I bambini nati da donne fumatrici sarebbero più veloci nel picchiare, mordere, scalciare, combattere e fare i prepotenti.
Il tabacco utilizzato durante la gravidanza è stato già associato con una lunga lista di effetti collaterali pericolosi, inclusi lo scarso peso del piccolo, la sindrome della morte improvvisa e problemi del comportamento dei bambini.
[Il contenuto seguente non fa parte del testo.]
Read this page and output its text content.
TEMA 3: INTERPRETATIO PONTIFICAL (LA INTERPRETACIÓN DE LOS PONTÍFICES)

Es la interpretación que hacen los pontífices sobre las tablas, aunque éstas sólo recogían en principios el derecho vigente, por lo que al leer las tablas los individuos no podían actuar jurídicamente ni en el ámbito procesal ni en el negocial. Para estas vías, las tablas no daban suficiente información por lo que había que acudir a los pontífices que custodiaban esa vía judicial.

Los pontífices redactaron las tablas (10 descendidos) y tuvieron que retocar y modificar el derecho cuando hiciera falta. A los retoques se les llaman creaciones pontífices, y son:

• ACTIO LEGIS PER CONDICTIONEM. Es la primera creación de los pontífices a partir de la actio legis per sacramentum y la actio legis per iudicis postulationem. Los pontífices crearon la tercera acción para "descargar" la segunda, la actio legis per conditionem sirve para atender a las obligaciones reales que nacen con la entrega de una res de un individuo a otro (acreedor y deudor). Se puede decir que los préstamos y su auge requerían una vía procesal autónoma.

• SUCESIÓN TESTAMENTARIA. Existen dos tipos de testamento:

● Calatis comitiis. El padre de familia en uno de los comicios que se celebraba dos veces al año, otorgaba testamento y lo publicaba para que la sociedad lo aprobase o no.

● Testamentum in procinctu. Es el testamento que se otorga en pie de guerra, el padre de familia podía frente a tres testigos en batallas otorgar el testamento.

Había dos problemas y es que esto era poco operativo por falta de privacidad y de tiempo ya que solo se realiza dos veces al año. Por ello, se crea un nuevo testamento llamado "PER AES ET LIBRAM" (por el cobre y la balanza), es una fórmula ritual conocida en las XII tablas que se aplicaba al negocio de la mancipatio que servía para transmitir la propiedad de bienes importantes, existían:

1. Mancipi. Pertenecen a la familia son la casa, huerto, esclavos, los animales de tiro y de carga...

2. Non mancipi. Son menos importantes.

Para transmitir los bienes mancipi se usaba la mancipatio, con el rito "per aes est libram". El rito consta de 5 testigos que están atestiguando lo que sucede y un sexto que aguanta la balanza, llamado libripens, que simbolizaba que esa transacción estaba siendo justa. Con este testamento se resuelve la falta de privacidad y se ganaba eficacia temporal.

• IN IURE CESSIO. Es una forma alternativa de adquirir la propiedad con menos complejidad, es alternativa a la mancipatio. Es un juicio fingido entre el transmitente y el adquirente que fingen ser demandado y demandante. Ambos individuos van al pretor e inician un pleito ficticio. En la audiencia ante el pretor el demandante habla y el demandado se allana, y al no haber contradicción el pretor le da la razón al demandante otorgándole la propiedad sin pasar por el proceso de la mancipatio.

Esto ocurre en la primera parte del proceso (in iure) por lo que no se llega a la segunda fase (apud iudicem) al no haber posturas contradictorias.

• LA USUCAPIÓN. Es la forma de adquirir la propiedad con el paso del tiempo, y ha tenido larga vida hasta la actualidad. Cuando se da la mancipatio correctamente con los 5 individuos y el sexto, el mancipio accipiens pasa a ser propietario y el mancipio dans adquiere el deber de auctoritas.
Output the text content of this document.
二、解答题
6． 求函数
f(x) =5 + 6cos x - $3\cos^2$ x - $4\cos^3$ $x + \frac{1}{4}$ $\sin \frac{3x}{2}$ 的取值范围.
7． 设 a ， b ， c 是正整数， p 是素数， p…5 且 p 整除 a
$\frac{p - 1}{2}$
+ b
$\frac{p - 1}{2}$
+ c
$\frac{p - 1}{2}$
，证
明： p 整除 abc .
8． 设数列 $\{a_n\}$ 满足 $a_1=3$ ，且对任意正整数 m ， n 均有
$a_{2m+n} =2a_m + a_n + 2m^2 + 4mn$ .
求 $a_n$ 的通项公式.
“La novità di questo studio – ha spiegato Jean Seguin, ricercatore all’Università di Montreal, uno dei responsabili della ricerca – sta nel fatto che abbiamo stabilito un collegamento tra il fumo e le aggressioni fisiche in bambini piccolissimi, dai 17 ai 42 mesi di vita”‘.
Seguin e colleghi hanno analizzato i comportamenti di 1.745 neonati e hanno riscontrato che, i bambini nati da donne che fumano dieci sigarette al giorno, hanno il 30% di possibilità in più di diventare aggressivi, ma questa stessa percentuale cresce fino al 200% per i bimbi nati da donne che fumano molto.
Studi precedenti hanno dimostrato che donne che smettono di fumare durante la gravidanza hanno bambini più tranquilli e sereni.